Die Angst bei der Reisernte

Somphon steht in ihrem Reisfeld, das noch nicht von Streubomben geräumt ist. "Was soll ich machen? Der Reis muss geerntet werden." Die Bombies liegen im Schnitt 25 Zentimeter unter der Erde. Besonders gefährlich ist daher die Arbeit der Bauern, wenn sie ihre Felder umpflügen und für die neue Reissaat vorbereiten. "Ich habe dann immer große Angst", gibt Somphon zu.

Etwa einhundert Meter von Somphon entfernt räumt Hinderlich an diesem Nachmittag mit seinem Team aus Einheimischen Bomben. Auf abgesteckten Bahnen suchen sie mit Detektoren das Gelände ab. Piepst es, wird die Stelle mit einem gelben Fähnchen markiert, dann mit einem Spaten Schicht für Schicht die braune Erde abgetragen, bis gefunden wird, was den Detektor hat reagieren lassen. Das können Bombensplitter sein, Patronenhülsen oder eben Blindgänger, wie die sechs Bombies vom Typ BLU 26, die an diesem Nachmittag von Hinderlich gesprengt werden. Gut 105 Hektar hat SODI! in diesem Jahr geräumt, 140 sollen es 2011 werden.

SODI! versteht seinen Einsatz als humanitäre Hilfe, in die Bombenräumung und Entwicklungsprojekte wie der Bau von Schulen integriert sind. "In Absprache mit den Menschen der Dörfer räumen wir nur Nutzflächen", erklärt Siegfried Block, ein ehemaliger DDR-Diplomat, der in Laos die vom Auswärtigen Amt und vom Entwicklungshilfeministerium finanzierte, auf fünf Jahre angelegte Mission von SODI! leitet. "Auf den geräumten Flächen kann wieder gefahrlos Landwirtschaft betrieben werden. Das schafft Einkommen und verbessert so die Lebenssituation."

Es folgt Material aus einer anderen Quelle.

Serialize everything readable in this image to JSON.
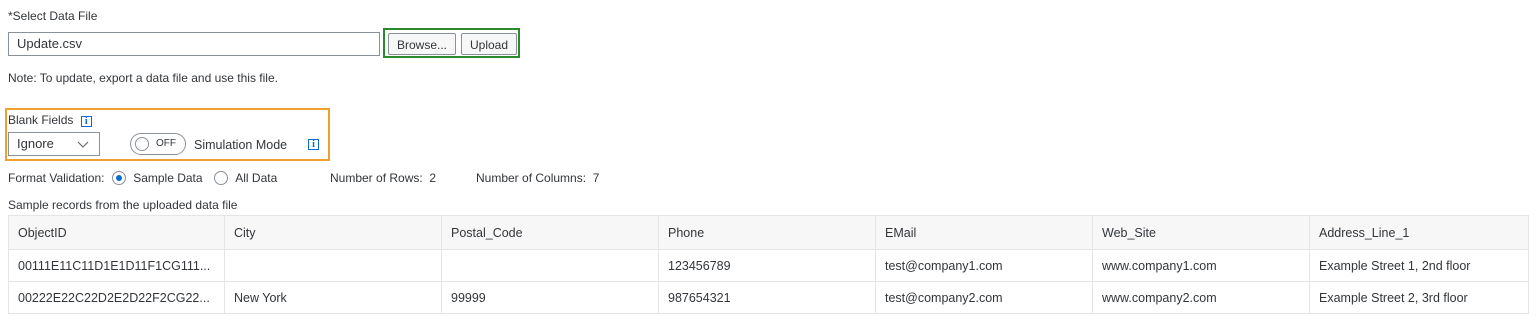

Kinder werden trotz Aufklärung durch Eltern, Großeltern, Lehrer und Hilfsorganisationen am häufigsten Opfer der Bombies. Ein trauriger Beweis war Mitte November 2010 der Tod der neunjährigen Pui, die beim Spielen ein Bombie gefunden hatte. Der Tod des kleinen Mädchens war eine eindringliche Mahnung an die Teilnehmer der internationalen Konferenz zur Ächtung von Streubomben, die just zu diesem Zeitpunkt in Vientiane stattfand und einen 66-Punkte-Aktionsplan gegen Streubomben verabschiedete. Mit Blick auf die kleine Pui sagte Thongloun Sisoulith, Außenminister von Laos: "Neben der Verpflichtung zur Räumung der betroffenen Länder von nicht explodierten Streubomben ist die Hilfe für die Opfer ein zentraler Punkt in dem Aktionsplan."